6. Test of the file creation with as an MQT (Materialised query table)
I tried to create the target file by using a Cobol program with embedded SQL that produced the output table as an MQT instead of the previous INSERT and I found that the time were very good
The program took just 57 seconds to produce the results.
7. Reading Test
I compared the time spent by two programs to read from all records of a selected period to sum up a total The first program was a Cobol traditional file oriented program, whereas the second one was an SQL Cobol which included an SQL cursor to read all selected records.
The first program took 13 minutes and 17 seconds to complete, whereas the second one took on the first execution just 7 minutes and 14 seconds to complete and much less in following ones.
8, Using SQL Views instead of Logical files
I tried to use an SQL view equivalent to the logical file and repeat the tests above by using the SQL view. The results were not significantly different than those based on the logical file, however I found that a view required much less space than an equivalent LF.
The SQL views appear again to the system as special logical files with the SQL type attribute containing the value VIEW. The space occupied by the view logical files is much less than that required by a logical file.
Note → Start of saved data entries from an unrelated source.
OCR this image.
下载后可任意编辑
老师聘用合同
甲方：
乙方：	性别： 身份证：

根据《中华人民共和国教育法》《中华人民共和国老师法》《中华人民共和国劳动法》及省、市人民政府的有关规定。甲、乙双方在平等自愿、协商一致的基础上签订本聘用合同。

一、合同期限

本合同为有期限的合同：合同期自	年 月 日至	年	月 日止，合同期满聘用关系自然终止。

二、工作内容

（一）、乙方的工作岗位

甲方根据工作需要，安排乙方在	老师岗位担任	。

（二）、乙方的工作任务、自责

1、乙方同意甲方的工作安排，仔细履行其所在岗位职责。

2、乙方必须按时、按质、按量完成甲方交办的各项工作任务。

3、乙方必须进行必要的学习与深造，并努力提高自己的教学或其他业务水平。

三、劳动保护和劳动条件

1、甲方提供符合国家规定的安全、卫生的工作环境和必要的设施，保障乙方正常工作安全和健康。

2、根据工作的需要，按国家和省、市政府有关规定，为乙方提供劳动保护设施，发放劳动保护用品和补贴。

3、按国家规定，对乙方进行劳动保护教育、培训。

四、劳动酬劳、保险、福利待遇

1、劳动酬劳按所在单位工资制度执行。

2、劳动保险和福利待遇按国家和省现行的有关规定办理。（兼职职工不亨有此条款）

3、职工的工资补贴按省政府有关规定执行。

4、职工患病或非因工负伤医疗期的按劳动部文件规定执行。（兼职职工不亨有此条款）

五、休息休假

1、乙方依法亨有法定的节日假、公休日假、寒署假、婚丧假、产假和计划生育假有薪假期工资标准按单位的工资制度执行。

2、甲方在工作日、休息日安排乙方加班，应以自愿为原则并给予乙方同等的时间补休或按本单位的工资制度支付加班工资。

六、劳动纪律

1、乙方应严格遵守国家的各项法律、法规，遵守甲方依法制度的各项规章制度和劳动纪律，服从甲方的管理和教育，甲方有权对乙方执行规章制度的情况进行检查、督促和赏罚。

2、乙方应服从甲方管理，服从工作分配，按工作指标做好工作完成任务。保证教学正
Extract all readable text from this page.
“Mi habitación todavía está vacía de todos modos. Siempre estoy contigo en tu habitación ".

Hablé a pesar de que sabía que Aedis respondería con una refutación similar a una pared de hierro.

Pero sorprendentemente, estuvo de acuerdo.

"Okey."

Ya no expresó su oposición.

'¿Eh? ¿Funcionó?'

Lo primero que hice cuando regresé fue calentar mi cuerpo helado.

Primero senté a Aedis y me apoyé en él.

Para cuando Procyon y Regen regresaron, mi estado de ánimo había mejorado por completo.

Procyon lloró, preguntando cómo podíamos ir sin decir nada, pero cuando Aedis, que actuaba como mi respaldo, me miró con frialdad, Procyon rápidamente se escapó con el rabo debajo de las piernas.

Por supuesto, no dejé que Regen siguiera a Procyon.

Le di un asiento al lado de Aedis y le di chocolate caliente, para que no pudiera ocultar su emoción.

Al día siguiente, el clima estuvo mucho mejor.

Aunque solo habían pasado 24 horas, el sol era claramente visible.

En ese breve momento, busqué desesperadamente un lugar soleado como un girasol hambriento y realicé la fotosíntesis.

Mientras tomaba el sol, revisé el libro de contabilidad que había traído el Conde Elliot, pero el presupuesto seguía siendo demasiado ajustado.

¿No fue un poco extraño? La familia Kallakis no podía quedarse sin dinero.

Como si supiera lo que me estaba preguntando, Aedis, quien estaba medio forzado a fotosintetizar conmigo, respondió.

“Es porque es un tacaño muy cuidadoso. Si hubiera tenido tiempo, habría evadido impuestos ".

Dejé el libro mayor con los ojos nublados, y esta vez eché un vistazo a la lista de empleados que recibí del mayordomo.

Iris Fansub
In my test environment a view equivalent to a join logical file of about 405 Mega bytes. required less than 1 Mega byte.
The tests described above seem to demonstrate what follows:
The fastest option to extract the data was the Cobol program with an embedded SQL to create a MQT table.
The traditional file oriented Cobol program was faster than the corresponding Cobol program which included an embedded SQL INSERT statement. The execution time of the Cobol SQL program was significantly affected by the creation of the SQL vector index.
The traditional file oriented Cobol program that read all records of a selected period by using START and READ NEXT operations was slower than the Cobol program which read the records with an SQL cursor.
The results agree with some points of an IBM Redbook Modernizing IBM eServer iSeries Application Data Access – A Roadmap Cornerstone ( redbooks.ibm.com/abstracts/sg246393.html?Open ). where it is written that:
The SQL insert operations are slower than Cobol write statement because SQL operations include more validations than write oprrations into a DDS PF SQL does faster reads than HLL operations. The main reason is that a cursor reading an SQL table does not have the extra data cleansing code like a DDS PF reading. Using SQL views instead of logical files should allow a significant reduction of the space occupation. The final conclusion is that a wise use of SQL can bring significant improvements in applications performance.